A OMS retirou esse relatório do seu sítio na Internet em 14 de maio, um dia depois de ter sido publicado e nunca o voltou a disponibilizar.
O desaparecimento do documento sugere que a OMS o removeu para salvaguardar o Governo italiano de críticas e responsabilidades.
Ranieri Guerra foi um alto funcionário do Ministério da Saúde italiano entre 2014 e 2017, quando o plano de preparação para uma pandemia devia ter sido atualizado para cumprir as normas da União Europeia (UE).
A OMS, quando questionada se Guerra ou o Governo italiano interferiram na divulgação do relatório, respondeu que este foi removido pelo escritório em Copenhaga devido a “imprecisões factuais”.
Segundo a documentação recolhida pelos procuradores de Bérgamo, Guerra intercedeu para que o relatório fosse retirado, devido ao desconforto causado no Governo italiano.
As provas incluíam conversas privadas na rede social WhatsApp entre Guerra e um alto funcionário da saúde pública italiana, Silvio Brusaferro.
Numa das mensagens, em 14 de maio de 2020, Guerra escreveu a Brusaferro: “Dirigi-me a Tedros e fiz com que o documento fosse retirado”, referindo-se ao diretor-geral da OMS, Tedros Adhanom Ghebreyesus.
A assessoria de imprensa da OMS, em resposta enviada hoje por correio eletrónico à agência AP, negou o envolvimento de Tedros na retirada do relatório e insistiu que a tomada de decisão foi feita pelo escritório em Copenhaga.
“O diretor-geral não se envolveu no desenvolvimento, publicação ou retirada do relatório”, refere, sublinhando que este foi removido por “conter imprecisões e inconsistências” e por ter sido publicado prematuramente.
Os procuradores realçam que os factos desmentem as declarações de Guerra no interrogatório e concluíram que “Guerra trabalhou pessoalmente na remoção do relatório do site da OMS”.
As mensagens mostram que Guerra procurou com que um dos principais autores do relatório, Francesco Zambon, alterasse os dados do relatório para referir que Itália tinha atualizado o seu plano de pandemia em 2016, quando não o tinha feito.
Zambon recusou a faze-lo e iniciou um processo interno de denúncia, alegando que Guerra tentou pressioná-lo a alterar os dados.
Guerra defendeu-se alegando que o relatório foi retirado devido a imprecisões factuais e que não interveio para remove-lo, mas apenas para que os erros fossem corrigidos.
E acrescentou que o plano para uma pandemia de Itália, de 2006, ainda era válido e não precisava ser atualizado enquanto ele foi responsável por essa área no Ministério da Saúde.

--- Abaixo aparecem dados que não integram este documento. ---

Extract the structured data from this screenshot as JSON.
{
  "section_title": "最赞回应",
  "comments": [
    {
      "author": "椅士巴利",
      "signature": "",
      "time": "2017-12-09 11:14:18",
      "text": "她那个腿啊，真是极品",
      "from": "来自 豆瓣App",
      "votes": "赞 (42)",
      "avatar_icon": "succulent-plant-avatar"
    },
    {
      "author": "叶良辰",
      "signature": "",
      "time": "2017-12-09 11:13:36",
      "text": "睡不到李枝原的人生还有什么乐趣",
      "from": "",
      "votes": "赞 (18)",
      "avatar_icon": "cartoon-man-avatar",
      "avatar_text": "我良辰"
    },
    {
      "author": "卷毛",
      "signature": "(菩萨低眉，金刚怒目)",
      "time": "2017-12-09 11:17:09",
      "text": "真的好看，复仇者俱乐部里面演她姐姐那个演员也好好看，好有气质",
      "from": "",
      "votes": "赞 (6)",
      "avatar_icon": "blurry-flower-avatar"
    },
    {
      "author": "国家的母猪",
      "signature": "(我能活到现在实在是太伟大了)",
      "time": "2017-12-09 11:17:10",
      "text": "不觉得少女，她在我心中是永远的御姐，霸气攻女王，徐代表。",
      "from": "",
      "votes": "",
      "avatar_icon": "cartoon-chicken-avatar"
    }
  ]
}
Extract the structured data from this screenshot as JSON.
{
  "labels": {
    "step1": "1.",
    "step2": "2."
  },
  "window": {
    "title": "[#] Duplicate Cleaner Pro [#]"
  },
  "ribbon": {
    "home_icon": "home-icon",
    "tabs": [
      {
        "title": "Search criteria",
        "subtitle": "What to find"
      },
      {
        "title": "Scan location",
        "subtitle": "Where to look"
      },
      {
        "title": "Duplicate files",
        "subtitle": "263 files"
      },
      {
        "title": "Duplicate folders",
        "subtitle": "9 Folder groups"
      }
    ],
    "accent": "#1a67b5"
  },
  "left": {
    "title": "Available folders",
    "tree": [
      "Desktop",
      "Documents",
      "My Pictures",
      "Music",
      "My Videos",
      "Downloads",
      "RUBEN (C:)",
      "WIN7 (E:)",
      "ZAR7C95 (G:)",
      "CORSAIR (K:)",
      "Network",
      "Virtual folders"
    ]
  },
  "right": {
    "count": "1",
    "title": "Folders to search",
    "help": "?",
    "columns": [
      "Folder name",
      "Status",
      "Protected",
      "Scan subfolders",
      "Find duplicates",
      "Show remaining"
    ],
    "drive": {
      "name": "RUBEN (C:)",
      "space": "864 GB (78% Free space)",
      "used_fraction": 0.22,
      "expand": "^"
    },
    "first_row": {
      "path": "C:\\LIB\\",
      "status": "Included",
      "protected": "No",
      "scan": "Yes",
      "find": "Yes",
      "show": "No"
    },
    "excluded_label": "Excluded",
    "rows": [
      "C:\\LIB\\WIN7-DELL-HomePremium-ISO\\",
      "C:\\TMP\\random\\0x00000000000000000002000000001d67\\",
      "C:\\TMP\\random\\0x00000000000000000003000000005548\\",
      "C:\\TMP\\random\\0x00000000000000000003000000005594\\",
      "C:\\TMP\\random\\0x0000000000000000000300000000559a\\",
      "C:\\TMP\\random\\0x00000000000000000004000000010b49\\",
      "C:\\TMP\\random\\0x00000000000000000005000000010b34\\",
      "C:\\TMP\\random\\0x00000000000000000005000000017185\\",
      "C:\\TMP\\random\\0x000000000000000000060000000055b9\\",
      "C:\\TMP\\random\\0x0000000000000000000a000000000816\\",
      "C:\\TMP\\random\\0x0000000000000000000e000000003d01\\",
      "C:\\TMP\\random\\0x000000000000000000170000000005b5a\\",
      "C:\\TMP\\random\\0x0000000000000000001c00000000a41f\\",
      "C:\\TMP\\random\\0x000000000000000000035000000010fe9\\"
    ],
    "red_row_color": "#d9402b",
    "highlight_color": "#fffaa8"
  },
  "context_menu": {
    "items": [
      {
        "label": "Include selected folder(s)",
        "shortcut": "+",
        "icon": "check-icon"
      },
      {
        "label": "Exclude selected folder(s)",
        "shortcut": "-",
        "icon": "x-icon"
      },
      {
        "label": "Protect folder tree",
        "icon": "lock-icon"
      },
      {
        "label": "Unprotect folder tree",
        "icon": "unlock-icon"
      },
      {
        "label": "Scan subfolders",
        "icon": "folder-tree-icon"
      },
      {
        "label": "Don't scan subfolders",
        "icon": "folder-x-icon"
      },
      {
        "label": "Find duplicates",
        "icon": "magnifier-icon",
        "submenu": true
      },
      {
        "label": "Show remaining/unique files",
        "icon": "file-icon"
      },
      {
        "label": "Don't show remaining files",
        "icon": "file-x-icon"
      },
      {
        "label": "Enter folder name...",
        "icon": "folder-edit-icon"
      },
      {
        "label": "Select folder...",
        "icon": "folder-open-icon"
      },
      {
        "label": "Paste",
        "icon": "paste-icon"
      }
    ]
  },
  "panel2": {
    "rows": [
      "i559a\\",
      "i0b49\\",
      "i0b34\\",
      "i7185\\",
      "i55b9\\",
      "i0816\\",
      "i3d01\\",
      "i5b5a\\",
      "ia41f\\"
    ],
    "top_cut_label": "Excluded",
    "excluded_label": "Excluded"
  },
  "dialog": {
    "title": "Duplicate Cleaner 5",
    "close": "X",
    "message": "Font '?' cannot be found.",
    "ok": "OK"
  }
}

O antigo dirigente da OMS terá desconsiderado o conselho jurídico daquela organização, que referiu que os funcionários da OMS não têm nenhuma obrigação de responder a pedidos de interrogatórios dos procuradores italianos, pela imunidade diplomática enquanto funcionários da ONU.
Guerra aceitou ser interrogado a título pessoal e como informador dos factos e não como suspeito.
No entanto, os procuradores acabaram por coloca-lo sob investigação devido a “falsas declarações”.